Spandorfer et al. 19 reported that <50% reduction of the serum β-hCG level on postoperative day 1 is predictive of PTT, whereas Vermesh et al. 21 reported that a serum β-hCG level >10% of the preoperative level on postoperative day 9 is suggestive of PTT.
Graczykowski and Mishell 22 demonstrated that the rate of PTT was reduced to a rate of 1.9% using methotrexate prophylaxis in comparison with a rate of 14.5% among controls. Spandorfer et al. 20 suggested that if day 1 serum β-hCG concentrations decreased >50% of the preoperative value, there was more than an 85% probability that a PTT would not occur: a drop in β-hCG of <50% was associated with a greater than threefold increased risk of PTT. He also suggested that, when levels declined by at least 77% on postoperative day 1, no PTT occurred. 20 However, to avoid 1 additional case of persistent trophoblast after conservative surgery, 8 women would need to be treated with methotrexate.1,18 Monitoring of the β-hCG concentrations would, therefore, seem to be a better option, provided that the woman was amenable to monitoring. 1 One must, however, never assume that the chance for PTT is entirely mitigated by the characteristics and ease of the procedure. 18
Garcia et al., 12 performed a decision analysis study that reported that prophylactic methotrexate is the optimal treatment as long as certain conditions are met: 1) the incidence of PTT is >9% with salpingostomy alone, 2) the incidence of PTT is <5% when prophylactic methotrexate is given, 3) the probability of ectopic pregnancy rupture is >7.3% with a PTT, and 4) the complication rate associated with methotrexate is <18%. If these conditions are not met, observation without methotrexate becomes the better strategy.
Conclusions
PTT after laparoscopic salpingotomy may be a rare but serious complication.

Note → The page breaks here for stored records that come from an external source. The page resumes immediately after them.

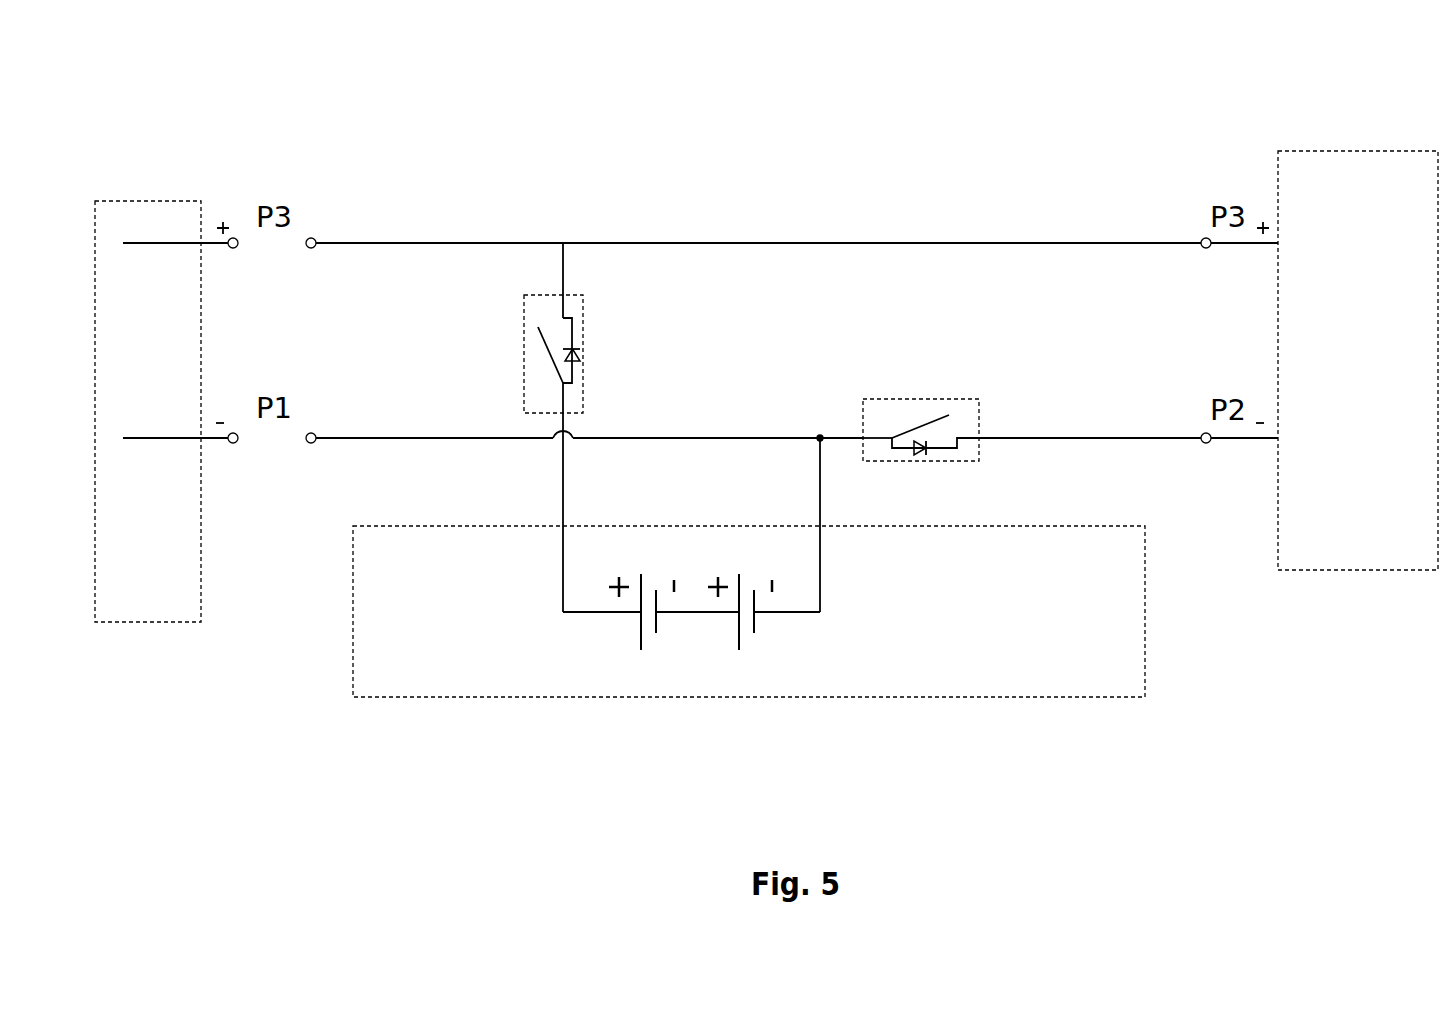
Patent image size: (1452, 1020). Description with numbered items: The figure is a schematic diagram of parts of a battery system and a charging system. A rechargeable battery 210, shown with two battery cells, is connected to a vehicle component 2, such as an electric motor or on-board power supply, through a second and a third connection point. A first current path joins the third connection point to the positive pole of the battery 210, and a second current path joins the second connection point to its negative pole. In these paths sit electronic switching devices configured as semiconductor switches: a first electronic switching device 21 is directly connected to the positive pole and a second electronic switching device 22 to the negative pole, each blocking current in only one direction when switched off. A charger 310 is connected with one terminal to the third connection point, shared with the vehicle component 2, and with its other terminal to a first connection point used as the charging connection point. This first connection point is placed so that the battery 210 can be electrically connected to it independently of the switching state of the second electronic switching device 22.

The vehicle component 2 is at (1368, 151).
The first electronic switching device 21 is at (583, 383).
The second electronic switching device 22 is at (973, 461).
The rechargeable battery 210 is at (353, 672).
The charger 310 is at (160, 622).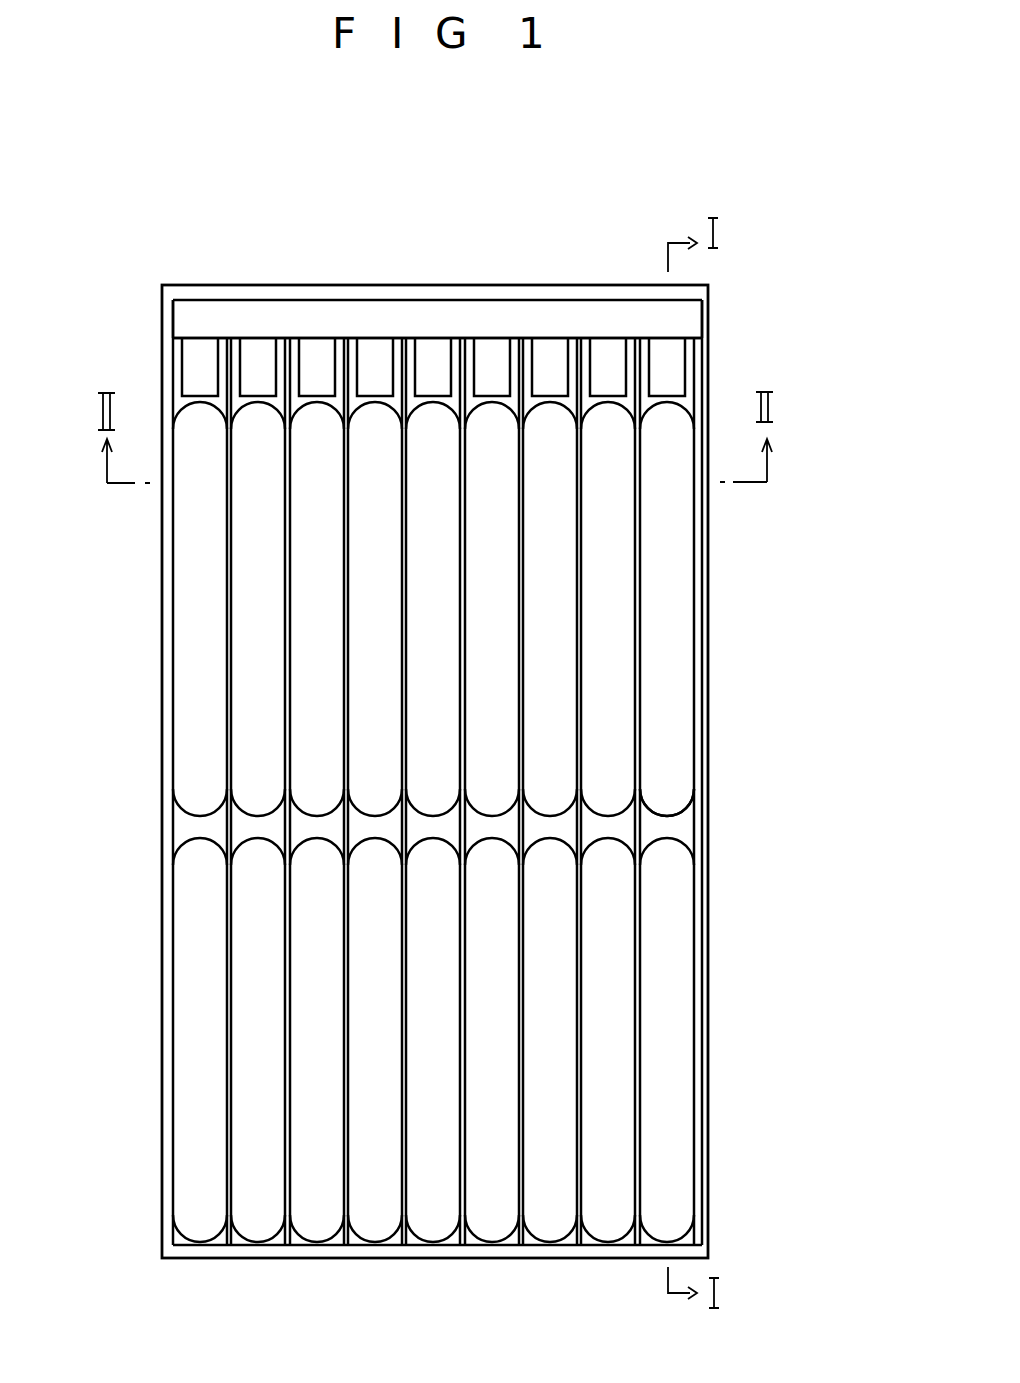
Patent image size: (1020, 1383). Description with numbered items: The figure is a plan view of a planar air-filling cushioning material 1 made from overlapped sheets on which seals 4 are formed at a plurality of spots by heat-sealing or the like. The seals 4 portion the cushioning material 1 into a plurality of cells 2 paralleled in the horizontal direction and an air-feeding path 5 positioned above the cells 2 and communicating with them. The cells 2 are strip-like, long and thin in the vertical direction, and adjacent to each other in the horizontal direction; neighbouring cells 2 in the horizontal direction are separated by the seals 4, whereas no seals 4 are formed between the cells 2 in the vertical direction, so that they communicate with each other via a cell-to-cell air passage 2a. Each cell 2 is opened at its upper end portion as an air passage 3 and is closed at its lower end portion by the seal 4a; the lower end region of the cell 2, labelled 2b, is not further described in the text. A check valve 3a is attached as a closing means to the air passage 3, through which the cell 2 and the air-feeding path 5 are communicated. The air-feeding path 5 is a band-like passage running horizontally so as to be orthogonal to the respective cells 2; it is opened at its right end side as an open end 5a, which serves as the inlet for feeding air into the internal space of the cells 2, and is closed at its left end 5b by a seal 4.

The air-filling cushioning material 1 is at (146, 1169).
The cell 2 is at (673, 619).
The cell-to-cell air passage 2a is at (673, 822).
The lower end portion of cell 2b is at (667, 1226).
The air passage 3 is at (668, 338).
The check valve 3a is at (672, 362).
The seal 4 is at (358, 290).
The seal 4a is at (350, 1250).
The air-feeding path 5 is at (430, 310).
The open end 5a is at (678, 315).
The left end 5b is at (205, 312).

Because PTT cannot be predicted by preoperative features, surgeons should uniformly perform a delicate conservative operation with an attempt at removal of all trophoblastic tissue followed by strict follow-up of serum β-hCG levels, and not to hesitate to give methotrexate if serum β-hCG declines less than expected percentage. The patient group studied here was very small; however, this preliminary experience points to the benefit of methotrexate after salpingotomy for selected cases with suspected PTT.
Footnotes
Disclosure Statement
No competing financial conflicts exist.